If your GPU does not support mapping of page locked memory (SM>=1.1), this function degrades to calling CUDA copy methods.
Register kernel names with PlatformAnalyzer.
The returned PxU16 must be stored and used as a base offset for the ID passed to the KERNEL_START|STOP_EVENT macros.
| 
 | pure virtual | 
Record the start of a GpuTask batch submission.

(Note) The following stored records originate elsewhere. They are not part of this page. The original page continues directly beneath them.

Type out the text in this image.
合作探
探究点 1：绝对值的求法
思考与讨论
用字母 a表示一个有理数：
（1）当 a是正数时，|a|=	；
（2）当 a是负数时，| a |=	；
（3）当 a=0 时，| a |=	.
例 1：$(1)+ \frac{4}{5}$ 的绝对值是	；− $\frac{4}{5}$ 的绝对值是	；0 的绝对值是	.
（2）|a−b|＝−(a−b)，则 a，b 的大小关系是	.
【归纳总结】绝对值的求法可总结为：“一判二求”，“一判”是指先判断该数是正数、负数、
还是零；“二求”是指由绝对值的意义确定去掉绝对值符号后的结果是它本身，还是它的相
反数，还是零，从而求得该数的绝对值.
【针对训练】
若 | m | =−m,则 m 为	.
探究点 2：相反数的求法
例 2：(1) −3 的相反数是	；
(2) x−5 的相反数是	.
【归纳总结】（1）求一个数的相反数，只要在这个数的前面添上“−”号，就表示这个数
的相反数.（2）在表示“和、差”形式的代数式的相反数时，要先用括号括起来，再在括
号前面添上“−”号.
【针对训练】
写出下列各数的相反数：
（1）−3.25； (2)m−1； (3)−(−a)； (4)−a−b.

A PxTaskManager calls this function to notify the PxGpuDispatcher that one or more GpuTasks are about to be submitted for execution. The PxGpuDispatcher will not read the incoming task queue until it receives one finishGroup() call for each startGroup() call. This is to ensure as many GpuTasks as possible are executed together as a group, generating optimal parallelism on the GPU.
| 
 | pure virtual | 
Record the start of a simulation step.
A PxTaskManager calls this function to record the beginning of a simulation step. The PxGpuDispatcher uses this notification to initialize the profiler state.
| 
 | pure virtual | 
Record the end of a simulation frame.
A PxTaskManager calls this function to record the completion of its dependency graph. If profiling is enabled, the PxGpuDispatcher will trigger the retrieval of profiling data from the GPU at this point.
| 
 | pure virtual | 
Submit a GpuTask for execution.
Submitted tasks are pushed onto an incoming queue. The PxGpuDispatcher will take the contents of this queue every time the pending group count reaches 0 and run the group of submitted GpuTasks as an interleaved group.